Begawan Mintarga membuka matanya secara berlahan. Seperti yang sudah di tebak, bintang kejora bersinar paling terang diantara semua rasi yang ada, matanya lalu beralih ke pemandangan yang ada di bawahnya, lampu-lampu teplok rumah penduduk terlihat samar dan remang-remang jika dilihat dari batu besar tempatnya bertapa dari puncak bukit.
Suara desau angin, percikan air terjun yang turun terdengar mengisi sunyi. Begawan Mintarga menghela nafasnya panjang, petunjuk Dewata kali ini terasa aneh dari sebelumnya. Jika biasanya yang datang menemuinya cahaya Dewata maka kali ini, yang dia temui oleh sosok berwarna putih keperakan yang mirip dengan seekor ular besar.
Sosok itu memiliki tanduk panjang bercabang di atas kepalanya.
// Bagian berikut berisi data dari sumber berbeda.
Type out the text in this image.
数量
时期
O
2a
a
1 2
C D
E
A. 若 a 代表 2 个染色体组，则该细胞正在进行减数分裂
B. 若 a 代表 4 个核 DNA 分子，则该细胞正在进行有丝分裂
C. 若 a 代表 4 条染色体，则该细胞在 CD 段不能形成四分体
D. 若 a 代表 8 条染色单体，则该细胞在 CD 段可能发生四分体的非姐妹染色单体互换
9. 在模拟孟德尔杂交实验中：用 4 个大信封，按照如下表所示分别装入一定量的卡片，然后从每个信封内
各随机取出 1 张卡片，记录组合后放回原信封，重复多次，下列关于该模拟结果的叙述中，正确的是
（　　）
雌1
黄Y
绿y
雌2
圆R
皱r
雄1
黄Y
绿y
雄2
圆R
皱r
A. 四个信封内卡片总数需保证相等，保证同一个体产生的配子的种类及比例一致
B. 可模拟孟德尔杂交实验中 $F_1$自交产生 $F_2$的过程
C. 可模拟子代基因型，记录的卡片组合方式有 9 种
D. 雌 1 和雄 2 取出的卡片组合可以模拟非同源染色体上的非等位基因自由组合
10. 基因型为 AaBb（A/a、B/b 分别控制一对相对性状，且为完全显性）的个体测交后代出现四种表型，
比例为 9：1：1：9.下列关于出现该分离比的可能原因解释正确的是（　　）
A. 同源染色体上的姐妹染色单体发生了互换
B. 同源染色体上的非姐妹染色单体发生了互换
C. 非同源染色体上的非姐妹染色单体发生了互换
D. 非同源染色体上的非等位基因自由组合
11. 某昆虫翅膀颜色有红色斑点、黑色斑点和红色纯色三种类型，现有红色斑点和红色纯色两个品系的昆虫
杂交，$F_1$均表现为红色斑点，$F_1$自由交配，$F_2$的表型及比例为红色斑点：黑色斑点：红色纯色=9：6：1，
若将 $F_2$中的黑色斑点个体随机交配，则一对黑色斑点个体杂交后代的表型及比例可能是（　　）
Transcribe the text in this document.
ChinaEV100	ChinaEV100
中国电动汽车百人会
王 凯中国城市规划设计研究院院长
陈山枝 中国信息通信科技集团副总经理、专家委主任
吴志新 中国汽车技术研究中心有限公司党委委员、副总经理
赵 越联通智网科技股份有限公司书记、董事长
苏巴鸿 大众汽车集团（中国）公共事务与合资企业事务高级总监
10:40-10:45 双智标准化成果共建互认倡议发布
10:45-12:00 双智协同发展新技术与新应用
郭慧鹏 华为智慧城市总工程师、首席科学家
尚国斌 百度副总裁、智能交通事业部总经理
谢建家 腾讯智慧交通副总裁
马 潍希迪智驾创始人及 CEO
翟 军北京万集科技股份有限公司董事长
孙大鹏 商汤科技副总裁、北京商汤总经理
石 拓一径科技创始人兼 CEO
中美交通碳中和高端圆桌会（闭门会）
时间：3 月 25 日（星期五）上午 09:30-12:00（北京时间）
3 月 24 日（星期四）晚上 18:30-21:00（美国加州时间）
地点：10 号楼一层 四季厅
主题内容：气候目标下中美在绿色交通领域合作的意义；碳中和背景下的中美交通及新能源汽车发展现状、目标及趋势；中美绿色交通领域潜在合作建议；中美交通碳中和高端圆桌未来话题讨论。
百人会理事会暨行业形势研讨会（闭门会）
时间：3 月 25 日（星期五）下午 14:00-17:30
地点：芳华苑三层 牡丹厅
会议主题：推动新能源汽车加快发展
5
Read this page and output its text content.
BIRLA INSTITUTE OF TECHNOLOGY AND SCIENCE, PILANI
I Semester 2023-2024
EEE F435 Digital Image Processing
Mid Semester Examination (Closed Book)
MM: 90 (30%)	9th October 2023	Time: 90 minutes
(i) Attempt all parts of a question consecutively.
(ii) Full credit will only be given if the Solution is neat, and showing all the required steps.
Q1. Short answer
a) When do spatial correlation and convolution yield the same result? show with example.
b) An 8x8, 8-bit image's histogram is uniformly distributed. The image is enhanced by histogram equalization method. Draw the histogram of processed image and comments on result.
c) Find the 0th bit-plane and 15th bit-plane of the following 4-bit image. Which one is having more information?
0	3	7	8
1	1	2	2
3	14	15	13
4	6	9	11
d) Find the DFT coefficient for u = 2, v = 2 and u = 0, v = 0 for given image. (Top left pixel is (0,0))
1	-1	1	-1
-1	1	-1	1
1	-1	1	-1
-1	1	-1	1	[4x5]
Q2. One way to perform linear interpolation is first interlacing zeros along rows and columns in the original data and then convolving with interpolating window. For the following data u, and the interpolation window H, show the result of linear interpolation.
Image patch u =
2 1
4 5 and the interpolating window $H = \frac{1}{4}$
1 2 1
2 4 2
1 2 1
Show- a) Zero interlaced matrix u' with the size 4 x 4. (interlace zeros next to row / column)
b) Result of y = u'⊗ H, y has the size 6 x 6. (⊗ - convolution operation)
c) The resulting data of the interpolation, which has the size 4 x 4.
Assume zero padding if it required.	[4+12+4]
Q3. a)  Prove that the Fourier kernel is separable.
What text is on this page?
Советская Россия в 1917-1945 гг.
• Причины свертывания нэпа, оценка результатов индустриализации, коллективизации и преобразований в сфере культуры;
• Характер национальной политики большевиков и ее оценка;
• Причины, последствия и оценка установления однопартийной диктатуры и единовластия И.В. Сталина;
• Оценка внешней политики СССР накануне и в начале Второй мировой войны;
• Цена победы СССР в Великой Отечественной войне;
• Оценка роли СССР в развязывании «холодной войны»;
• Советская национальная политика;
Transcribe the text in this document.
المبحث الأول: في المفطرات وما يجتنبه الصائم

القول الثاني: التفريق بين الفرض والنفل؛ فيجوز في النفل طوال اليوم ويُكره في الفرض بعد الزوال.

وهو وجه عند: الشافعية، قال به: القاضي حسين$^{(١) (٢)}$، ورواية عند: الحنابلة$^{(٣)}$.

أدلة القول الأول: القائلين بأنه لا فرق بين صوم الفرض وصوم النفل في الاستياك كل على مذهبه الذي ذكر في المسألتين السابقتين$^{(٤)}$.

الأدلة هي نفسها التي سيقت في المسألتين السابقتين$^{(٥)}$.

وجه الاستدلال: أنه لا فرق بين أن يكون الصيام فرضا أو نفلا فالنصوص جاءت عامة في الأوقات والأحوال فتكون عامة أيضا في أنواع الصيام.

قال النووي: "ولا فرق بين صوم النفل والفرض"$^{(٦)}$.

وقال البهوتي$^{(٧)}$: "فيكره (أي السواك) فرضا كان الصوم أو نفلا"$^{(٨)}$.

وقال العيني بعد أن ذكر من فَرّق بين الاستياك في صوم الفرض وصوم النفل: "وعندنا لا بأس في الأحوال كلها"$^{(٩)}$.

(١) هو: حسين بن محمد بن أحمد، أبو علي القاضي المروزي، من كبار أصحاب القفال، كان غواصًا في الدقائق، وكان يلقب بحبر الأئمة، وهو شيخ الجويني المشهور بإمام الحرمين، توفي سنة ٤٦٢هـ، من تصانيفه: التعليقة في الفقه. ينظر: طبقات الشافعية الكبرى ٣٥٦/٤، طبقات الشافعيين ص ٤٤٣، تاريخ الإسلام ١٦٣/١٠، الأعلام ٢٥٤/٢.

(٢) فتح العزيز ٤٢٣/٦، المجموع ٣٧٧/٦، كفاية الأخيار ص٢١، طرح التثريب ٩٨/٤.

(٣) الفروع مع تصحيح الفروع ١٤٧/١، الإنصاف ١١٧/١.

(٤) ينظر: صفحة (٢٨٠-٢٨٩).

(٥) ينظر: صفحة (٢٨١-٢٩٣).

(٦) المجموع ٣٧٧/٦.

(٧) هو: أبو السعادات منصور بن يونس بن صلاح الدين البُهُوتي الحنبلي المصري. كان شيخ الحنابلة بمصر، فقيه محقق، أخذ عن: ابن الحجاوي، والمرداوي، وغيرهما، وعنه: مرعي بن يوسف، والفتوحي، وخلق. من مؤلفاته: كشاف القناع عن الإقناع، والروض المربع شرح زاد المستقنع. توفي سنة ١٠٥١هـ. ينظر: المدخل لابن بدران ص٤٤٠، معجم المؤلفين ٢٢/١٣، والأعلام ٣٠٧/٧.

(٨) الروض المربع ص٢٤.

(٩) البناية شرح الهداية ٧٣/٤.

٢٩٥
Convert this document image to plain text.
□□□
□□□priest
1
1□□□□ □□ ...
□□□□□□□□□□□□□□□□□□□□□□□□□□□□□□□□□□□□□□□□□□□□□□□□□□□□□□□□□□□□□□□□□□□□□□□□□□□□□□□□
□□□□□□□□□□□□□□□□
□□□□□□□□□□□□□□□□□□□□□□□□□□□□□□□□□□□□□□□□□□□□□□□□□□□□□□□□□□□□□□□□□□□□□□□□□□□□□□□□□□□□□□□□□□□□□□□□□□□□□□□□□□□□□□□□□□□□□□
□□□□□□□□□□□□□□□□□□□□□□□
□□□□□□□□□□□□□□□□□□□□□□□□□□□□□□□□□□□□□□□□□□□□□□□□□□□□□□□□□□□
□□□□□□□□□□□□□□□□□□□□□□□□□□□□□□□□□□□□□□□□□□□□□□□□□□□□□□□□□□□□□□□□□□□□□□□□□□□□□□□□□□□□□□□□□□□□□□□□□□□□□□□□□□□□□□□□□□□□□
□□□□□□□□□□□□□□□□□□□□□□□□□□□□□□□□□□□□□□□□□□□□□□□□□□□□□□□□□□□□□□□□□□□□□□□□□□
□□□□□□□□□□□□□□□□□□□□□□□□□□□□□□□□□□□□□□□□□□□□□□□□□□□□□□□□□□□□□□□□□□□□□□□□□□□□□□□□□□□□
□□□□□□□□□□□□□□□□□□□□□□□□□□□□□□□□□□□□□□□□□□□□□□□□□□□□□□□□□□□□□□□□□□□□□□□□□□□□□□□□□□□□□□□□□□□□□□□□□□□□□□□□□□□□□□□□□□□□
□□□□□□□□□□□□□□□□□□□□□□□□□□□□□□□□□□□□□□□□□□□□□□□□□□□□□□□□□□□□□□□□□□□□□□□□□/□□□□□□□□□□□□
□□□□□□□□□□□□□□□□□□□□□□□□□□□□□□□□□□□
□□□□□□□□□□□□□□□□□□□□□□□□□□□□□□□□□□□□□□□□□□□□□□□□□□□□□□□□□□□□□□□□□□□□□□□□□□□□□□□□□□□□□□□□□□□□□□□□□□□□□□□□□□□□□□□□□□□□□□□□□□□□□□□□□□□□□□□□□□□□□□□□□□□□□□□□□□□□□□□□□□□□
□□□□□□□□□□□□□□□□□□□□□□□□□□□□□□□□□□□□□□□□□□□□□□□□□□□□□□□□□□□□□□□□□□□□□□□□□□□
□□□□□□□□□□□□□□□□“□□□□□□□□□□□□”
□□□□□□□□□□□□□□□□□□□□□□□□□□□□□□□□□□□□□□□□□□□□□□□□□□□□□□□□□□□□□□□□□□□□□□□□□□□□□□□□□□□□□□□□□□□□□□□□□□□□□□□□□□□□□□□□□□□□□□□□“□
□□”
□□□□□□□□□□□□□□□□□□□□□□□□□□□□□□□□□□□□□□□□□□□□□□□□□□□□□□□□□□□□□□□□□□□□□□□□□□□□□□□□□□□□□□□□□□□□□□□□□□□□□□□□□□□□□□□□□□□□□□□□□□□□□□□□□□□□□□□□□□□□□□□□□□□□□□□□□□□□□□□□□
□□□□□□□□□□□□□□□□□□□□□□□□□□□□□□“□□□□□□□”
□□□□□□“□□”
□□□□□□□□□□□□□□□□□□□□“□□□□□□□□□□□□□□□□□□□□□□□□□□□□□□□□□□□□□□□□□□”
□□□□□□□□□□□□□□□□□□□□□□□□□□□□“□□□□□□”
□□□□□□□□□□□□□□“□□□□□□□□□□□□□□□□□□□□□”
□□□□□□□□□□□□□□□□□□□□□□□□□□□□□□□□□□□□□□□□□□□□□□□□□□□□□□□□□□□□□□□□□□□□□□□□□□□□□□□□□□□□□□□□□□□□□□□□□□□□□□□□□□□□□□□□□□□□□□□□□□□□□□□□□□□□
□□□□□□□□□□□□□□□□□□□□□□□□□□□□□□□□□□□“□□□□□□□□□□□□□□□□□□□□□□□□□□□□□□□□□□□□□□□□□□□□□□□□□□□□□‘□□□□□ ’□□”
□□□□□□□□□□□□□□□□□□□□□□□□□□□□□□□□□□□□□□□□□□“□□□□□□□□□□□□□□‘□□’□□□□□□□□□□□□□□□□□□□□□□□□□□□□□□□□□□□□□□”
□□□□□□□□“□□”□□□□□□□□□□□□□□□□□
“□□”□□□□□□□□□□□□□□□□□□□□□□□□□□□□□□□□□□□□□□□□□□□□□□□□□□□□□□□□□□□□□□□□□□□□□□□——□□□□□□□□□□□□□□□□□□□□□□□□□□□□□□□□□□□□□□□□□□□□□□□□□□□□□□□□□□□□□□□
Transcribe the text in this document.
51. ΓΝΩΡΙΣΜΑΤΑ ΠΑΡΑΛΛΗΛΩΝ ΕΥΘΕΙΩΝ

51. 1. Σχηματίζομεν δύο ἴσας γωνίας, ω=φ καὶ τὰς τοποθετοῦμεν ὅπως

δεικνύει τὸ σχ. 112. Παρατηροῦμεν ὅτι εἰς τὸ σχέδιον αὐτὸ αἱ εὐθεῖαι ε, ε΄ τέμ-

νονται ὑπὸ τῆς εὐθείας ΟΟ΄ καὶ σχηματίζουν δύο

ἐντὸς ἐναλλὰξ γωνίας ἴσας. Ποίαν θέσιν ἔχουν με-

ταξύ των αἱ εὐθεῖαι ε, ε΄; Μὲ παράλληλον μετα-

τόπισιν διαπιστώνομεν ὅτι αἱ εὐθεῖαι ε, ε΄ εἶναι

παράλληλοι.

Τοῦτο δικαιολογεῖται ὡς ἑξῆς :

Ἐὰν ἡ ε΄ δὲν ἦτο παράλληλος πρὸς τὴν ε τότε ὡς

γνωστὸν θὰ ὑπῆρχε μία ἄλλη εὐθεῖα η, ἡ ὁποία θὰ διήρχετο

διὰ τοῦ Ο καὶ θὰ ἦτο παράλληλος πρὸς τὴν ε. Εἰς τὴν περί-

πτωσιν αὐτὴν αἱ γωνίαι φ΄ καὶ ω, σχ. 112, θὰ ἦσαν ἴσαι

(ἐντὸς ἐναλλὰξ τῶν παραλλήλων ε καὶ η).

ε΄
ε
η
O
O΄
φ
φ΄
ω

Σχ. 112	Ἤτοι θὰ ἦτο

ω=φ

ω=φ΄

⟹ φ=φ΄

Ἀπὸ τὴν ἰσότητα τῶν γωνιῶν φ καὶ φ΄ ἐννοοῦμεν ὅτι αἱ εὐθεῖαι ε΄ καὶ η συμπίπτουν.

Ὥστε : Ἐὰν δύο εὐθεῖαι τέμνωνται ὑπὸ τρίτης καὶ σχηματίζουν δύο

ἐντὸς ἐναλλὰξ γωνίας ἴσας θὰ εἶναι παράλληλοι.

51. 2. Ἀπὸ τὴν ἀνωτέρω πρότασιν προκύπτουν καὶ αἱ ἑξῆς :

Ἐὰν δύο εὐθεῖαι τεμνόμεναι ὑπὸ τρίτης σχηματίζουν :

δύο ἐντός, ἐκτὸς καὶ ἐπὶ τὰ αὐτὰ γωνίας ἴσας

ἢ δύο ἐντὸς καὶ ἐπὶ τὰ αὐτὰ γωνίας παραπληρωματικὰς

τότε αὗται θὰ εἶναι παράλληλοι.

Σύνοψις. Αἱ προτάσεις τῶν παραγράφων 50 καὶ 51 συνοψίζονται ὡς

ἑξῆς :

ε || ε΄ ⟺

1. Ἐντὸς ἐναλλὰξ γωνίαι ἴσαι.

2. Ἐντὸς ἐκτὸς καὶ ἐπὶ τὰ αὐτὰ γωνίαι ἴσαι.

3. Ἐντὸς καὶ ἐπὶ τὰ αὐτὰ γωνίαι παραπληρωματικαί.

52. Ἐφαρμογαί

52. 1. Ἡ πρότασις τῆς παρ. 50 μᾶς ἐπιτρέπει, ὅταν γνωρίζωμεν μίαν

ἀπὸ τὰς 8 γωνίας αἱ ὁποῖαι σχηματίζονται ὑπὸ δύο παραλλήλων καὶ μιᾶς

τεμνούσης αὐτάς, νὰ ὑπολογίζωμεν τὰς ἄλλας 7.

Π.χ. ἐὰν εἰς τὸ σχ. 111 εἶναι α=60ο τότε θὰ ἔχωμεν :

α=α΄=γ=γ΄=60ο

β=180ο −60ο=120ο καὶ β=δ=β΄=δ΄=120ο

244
Sisiknya yang berwarna putih keperakan membuat Begawan Mintarga melihatnya dengan mata setengah terpejam karena silau, dia memiliki sejenis bulu surai panjang hampir di seluruh tubuhnya memiliki sepasang surai mirip kumis dan empat kaki yang salah satu kaki depannya membawa sebuah benda bulat bercahaya.
Makluk mengerikan itu mengaku jika dia bernama Sang Hyang Antaboga. Dia adalah penguasa dasar bumi dan samudra. Dia baru saja pulang dari perjalanannya dari swargaloka dan dimintai tolong oleh para Dewata untuk menemuinya. Sang Hyang Antaboga akan menyampaikan pesan Dewata padanya.
“Kiranya, pesan apakah yang ingin disampaikan oleh para dewa pada hamba yang hina ini, Sang Hyang Antaboga?” tanya Begawan Mintarga dengan suara berat, karena menahan getar ketakutan yang melanda jiwanya. Dia sudah pernah bertemu dengan banyak makhluk selain manusia, mulai dari setan, jin, siluman bahkan para raksasa tapi baru kali ini dia merasa bulu kuduknya merinding begitu melihat makluk menyeramkan di depan matanya.
Dia juga ragu jika makhluk di hadapannya ini adalah utusan Dewata. Karena cahaya Dewata yang dia tahu, begitu terang tapi tidak menyilaukan, sejuk, lembut dan menenangkan jiwa. Tidak kasar dan menyeramkan seperti makluk yang sekarang muncul di hadapannya.
Rupanya keraguan-raguan itu terbaca oleh Sang Naga.
“Mintarga, keragu-raguan bisa membuat cilaka!” ujarnya dengan suara parau tak menyenangkan.
“Mohon ampuni hamba Sang Hyang Antaboga, hamba hanya khawatir yang akan hamba temui bukanlah utusan para Dewa tapi iblis yang menyamar untuk melemahkan iman hamba.”
Mendengar penjelasan dari Begawan Mintarga, Sang Hyang Antaboga tertawa terbahak-bahak, surainya melayang-layang terlihat mengerikan. “Para Dewata sudah tahu akan jawabanmu, karenanya mereka memberikan aku ini, Mintarga!” tiba tiba saja salah satu kaki Sang Hyang Antaboga yang awalnya tidak membawa apa-apa telah memegang sebuah padma. Bunga teratai itu terlihat bercahaya, cahayanya begitu meneduhkan seperti yang pernah di lihatnya dalam mimpi saat dia mendatangi swargaloka.
“Apa ini sudah cukup Mintarga? Iblis, setan, jin, raksasa dan sejeisnya tidak akan bisa memegang dan memetik Padma yang ada di taman sari Swargaloka!”
Resi Mintarga mengangguk, sejak melihat padma yang di bawah oleh Sang Hyang Antaboga keragu-raguan di dalam hatinya lenyap dan langsung pupus, terhapus.
“Begawan Mintarga putra angkat dari abdi kerajaan Maespati, Djatiwalu. Apakah kau sudah siap menengar pesan Dewata untukmu?”